From a letter (6 III 1909) of Innokenty Annensky (classicist, poet, and much-loved teacher) to Max Voloshin:

But do many understand what the word is among us? […] You know, recently, even among us, oh! how many there are who fuss over the word and are even prepared to speak about its cult. But they do not understand that the most frightening and powerful word — the most enigmatic — is perhaps just the everyday word.

(Russian below the cut, from here.) On December 13, 1909, Annensky died from a heart attack at the Tsarskoe Selo railway station on his way home from work; Natalia Murray writes (The Unsung Hero of the Russian Avant-Garde: The Life and Times of Nikolay Punin, p. 14): “It was almost certainly triggered by discovering the non-inclusion of his poems in the first issue of one of the most fashionable journals of the time, Apollon.” You can care too much about the word.

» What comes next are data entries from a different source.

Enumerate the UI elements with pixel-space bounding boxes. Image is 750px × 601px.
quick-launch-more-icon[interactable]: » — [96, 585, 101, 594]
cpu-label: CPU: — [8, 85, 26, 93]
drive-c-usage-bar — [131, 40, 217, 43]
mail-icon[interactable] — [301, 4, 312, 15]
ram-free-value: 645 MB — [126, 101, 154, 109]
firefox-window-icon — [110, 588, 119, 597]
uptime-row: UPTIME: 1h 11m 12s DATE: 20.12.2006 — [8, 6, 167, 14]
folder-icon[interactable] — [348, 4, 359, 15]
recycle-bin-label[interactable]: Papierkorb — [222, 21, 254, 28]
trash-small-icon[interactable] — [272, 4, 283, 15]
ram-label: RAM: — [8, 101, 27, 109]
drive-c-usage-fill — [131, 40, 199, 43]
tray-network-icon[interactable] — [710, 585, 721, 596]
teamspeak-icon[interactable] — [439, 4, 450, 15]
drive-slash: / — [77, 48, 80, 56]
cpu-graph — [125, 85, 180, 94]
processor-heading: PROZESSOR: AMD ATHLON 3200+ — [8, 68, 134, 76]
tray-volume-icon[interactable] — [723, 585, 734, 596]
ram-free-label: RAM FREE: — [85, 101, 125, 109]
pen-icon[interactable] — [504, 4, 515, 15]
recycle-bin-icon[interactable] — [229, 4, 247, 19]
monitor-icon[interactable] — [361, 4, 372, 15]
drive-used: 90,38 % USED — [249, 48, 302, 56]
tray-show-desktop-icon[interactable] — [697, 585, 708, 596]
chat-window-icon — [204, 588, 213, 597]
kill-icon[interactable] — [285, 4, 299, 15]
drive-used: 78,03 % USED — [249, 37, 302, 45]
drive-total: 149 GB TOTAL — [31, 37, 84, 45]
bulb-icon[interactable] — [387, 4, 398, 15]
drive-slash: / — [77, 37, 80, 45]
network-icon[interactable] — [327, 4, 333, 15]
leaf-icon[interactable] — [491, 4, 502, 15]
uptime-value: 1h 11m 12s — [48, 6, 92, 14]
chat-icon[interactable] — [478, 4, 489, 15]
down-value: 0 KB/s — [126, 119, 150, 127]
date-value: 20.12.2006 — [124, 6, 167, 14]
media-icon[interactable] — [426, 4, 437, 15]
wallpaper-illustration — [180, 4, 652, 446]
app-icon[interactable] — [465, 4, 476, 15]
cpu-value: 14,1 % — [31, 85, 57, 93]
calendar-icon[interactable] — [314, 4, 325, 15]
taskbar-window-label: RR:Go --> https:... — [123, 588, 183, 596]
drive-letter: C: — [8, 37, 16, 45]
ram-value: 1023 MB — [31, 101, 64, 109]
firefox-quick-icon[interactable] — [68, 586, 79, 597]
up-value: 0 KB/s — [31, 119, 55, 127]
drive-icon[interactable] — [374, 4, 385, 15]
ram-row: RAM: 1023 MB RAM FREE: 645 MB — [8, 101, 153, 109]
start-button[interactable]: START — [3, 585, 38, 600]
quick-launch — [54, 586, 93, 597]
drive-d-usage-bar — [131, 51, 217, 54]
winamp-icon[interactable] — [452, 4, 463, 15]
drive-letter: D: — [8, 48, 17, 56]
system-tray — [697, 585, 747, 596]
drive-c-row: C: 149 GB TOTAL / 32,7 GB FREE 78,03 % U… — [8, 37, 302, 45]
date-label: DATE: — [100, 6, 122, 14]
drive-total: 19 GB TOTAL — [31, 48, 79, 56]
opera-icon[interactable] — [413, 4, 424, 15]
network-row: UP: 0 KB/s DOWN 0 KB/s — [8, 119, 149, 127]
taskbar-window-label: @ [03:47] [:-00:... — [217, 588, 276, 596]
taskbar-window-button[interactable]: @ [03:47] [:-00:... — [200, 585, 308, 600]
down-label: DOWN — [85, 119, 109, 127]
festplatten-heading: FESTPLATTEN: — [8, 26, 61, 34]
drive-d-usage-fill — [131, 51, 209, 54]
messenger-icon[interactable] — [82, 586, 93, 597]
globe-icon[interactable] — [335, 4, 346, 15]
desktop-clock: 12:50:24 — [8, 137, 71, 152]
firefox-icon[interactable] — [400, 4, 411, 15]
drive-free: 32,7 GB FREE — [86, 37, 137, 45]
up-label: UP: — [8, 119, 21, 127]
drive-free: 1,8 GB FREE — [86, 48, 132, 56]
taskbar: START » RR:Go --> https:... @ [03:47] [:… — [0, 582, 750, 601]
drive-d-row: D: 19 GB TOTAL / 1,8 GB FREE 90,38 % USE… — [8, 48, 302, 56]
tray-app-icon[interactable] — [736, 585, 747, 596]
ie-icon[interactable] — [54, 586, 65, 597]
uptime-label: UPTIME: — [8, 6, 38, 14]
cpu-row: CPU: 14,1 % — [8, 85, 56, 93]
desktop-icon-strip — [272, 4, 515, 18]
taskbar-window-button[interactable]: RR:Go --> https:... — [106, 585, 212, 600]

А разве многие понимают, что такое слово – у нас? […] Но знаете, за последнее время и у нас – ух! – как много этих, которые нянчатся со словом и, пожалуй, готовы говорить об его культе. Но они не понимают, что самое страшное и властное слово, т. е. самое загадочное, – может быть именно слово – будничное.


  1. That is so sad! I had no idea Annensky died that way. It’s basically death by rejection. 🙁

  2. Yes, and I hope editors will bear his fate in mind when composing rejection letters. Writers are people too!